Hi guys I am doing a question. Well, attempting a few questions about evaluating darboux sums.
I fully understand the evaluation of setting up the upper and low sum integrals what I am having some confusion with is when evaluating the following;
$$\text{sup} \{L(P,f): P \text{ is a member of the partition } [a,b]\}$$
$$\text{inf}\{U(P,f): P \text{ is a member of the partition} [a,b]\}$$ for any given question.
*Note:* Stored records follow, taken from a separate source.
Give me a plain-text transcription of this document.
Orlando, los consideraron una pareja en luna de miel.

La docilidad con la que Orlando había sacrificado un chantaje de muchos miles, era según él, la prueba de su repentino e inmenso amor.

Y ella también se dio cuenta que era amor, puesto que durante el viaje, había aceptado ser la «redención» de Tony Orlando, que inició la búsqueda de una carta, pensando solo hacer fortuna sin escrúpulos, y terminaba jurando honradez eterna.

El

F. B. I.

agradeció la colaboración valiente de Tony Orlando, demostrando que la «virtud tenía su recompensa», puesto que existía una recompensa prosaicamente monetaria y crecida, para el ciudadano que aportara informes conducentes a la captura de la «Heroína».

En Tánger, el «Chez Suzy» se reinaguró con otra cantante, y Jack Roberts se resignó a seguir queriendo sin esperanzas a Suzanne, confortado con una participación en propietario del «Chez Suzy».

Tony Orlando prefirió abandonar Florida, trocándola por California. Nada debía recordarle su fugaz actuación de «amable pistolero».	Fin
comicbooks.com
Example: $g:[0,1] \rightarrow \mathbb R$ $$g(x) = \begin{cases} -1, & x = 1\ \\ 1, & x \neq 1 \ \end{cases} $$ When I evaluated the Upper sum I got a value of $1$ when I evaluated the lower sum I got the expression $2X - 1$
therefore Lower sum $= \text{sup}\{2x - 1 : X \text{ is a member of } [0,1]\}$
my thinking is if I am trying to acquire the largest value for the expressions I would substitute the smallest value $0$ which will give
$\text{sup} \{2(0) - 1\} = 1$
where the sup of the lower darboux sum is $1$, but I am not sure if this is correct and I am having the same problem when analyzing the infimum for the upper darboux sum. can anyone clear this for me please?